Kol çantamdan bir şişe su çıkarıp içmeye başladım. Bu sırada etrafımdaki insanları izlemeye devam ediyordum. Herkes acelesi varmış gibi davranıyordu. Oradan oraya koşup, uçağına yetişmeye çalışan insanlar, vedalaşırken kendini tutamayan insanlar... Bana neden kimse veda etmiyordu? Ah, doğru ya; benim kimsem yok. Bebeğim dışında.
"Sevilmek isterken iliklerine kadar sevgisizliği hisseden herkese..."
(...)
"Senin şımarıklıklarını çekecek bir adam değilim."

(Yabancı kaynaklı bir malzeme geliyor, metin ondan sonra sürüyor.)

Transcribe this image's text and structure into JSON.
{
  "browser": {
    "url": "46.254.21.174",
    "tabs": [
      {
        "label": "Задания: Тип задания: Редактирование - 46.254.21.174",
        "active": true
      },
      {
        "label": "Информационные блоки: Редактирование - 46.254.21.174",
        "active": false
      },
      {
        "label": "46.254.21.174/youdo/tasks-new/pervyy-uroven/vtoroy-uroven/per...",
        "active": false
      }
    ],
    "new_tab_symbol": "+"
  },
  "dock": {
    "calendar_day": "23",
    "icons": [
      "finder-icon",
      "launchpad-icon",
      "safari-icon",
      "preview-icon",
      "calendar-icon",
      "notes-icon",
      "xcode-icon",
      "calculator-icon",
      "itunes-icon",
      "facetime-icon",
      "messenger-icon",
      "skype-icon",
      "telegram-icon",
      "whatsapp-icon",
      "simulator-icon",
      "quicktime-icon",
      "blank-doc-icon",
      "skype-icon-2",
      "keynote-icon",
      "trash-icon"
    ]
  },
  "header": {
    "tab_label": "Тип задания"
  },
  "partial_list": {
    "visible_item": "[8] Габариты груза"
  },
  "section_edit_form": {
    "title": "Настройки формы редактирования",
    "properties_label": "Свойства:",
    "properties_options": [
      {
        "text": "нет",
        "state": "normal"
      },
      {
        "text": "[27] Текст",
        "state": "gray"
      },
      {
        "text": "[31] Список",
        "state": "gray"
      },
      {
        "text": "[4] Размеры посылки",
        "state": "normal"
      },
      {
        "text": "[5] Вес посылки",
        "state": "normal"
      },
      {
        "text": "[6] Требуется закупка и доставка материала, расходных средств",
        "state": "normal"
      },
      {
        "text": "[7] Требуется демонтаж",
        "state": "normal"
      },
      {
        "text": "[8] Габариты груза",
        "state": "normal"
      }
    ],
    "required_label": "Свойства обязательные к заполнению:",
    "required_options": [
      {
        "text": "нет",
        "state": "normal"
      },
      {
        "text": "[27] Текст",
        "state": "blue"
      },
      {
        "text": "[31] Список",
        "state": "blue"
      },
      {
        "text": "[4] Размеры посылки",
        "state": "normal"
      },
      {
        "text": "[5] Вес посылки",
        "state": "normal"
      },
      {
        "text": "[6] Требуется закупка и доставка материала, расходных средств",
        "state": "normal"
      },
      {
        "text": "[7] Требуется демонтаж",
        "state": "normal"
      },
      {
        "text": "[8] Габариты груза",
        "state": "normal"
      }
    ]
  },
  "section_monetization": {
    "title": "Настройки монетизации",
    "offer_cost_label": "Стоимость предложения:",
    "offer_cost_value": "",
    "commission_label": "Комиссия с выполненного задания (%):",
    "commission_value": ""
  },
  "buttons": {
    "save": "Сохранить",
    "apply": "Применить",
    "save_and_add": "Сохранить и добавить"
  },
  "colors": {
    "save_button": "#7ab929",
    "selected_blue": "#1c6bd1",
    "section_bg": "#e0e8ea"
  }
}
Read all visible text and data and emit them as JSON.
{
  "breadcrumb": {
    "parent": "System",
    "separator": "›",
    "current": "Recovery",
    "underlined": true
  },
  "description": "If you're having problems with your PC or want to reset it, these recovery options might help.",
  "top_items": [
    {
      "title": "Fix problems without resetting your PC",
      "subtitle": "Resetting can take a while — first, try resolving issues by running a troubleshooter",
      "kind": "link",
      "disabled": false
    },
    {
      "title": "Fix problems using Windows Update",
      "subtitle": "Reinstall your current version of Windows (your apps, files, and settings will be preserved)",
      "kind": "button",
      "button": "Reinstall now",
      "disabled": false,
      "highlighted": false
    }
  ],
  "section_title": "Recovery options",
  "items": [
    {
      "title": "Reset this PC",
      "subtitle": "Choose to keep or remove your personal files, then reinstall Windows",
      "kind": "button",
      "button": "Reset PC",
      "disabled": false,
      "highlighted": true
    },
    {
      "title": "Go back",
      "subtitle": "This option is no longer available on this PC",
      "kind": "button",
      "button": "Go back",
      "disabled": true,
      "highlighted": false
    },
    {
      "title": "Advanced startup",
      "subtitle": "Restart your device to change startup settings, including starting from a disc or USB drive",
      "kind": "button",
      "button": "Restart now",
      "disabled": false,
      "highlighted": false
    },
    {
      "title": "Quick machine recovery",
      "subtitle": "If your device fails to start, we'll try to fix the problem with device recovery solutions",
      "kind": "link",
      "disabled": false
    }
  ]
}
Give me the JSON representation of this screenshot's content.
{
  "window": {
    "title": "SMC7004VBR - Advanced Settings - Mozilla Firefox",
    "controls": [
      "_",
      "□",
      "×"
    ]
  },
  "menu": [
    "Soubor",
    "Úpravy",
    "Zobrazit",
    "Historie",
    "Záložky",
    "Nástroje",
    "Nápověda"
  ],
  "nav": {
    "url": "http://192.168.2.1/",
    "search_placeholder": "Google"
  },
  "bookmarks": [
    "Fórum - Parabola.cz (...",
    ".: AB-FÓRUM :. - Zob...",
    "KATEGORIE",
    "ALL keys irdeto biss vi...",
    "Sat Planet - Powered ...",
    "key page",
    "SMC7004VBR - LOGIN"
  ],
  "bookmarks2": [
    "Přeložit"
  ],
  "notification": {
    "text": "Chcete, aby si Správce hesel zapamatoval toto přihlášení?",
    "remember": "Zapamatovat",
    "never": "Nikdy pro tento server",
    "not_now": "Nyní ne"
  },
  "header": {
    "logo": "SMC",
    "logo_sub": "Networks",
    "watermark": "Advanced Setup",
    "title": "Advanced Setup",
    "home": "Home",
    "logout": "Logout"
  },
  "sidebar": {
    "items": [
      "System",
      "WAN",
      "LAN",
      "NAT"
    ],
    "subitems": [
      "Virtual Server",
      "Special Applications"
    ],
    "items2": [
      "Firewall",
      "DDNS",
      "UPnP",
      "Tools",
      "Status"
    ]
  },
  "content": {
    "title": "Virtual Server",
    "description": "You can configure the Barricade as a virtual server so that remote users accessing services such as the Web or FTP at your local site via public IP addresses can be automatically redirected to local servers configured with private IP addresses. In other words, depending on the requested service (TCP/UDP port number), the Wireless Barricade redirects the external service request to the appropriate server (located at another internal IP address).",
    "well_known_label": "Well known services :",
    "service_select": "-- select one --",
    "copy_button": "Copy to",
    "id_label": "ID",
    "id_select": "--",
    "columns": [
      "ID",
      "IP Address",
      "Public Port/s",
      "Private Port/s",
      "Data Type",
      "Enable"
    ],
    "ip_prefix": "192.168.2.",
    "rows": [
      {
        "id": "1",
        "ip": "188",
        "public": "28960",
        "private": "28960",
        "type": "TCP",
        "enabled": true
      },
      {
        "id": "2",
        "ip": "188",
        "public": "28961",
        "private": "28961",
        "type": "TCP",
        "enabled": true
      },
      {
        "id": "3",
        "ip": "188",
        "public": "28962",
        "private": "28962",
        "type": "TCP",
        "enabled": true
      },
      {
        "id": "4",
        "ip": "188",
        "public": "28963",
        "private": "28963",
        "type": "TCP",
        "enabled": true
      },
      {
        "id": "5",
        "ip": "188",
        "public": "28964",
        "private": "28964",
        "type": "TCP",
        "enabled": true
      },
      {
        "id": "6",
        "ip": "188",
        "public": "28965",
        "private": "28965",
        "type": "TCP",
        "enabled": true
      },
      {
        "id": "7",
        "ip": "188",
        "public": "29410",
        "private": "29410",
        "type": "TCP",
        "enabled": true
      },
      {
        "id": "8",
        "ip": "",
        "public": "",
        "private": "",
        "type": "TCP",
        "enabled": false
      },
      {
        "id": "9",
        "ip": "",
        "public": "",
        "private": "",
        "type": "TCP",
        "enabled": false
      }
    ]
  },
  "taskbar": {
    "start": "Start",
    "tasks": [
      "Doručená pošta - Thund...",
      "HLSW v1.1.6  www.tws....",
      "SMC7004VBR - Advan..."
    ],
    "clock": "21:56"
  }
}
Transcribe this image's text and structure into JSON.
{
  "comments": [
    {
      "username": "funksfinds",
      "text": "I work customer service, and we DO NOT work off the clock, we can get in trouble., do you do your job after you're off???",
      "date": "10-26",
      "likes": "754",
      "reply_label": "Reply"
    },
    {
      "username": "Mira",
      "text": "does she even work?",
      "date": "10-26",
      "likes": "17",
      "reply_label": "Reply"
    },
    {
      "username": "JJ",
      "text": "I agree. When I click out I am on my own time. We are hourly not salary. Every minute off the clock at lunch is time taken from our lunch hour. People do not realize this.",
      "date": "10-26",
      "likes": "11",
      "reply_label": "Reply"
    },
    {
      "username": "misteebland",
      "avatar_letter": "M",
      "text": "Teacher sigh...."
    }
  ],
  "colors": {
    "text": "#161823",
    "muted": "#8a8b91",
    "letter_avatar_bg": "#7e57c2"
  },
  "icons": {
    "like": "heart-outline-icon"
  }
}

Sözleri üzerine gözlerim gözlerinde asılı kaldı. Kelimeler zihnimde bir oraya bir buraya kaçışırken hepsini bir araya toplamak oldukça zor olmuştu. Sakin ol Efsan... Kalbimdeki anlamsız ağrıyı görmezlikten geldim. Çenemi havaya dikip ters ters ona baktım. Giydiğim siyah topuklular sayesinde aramızdaki boy farkı bir kafa mesafesi kadarken gerginlikten kuruyan dudaklarımı ıslatıp onunkiler kadar acımasız olan sözlerimi sarf ettim.
"Bende sana şımarıklık yapacak bir kadın değilim."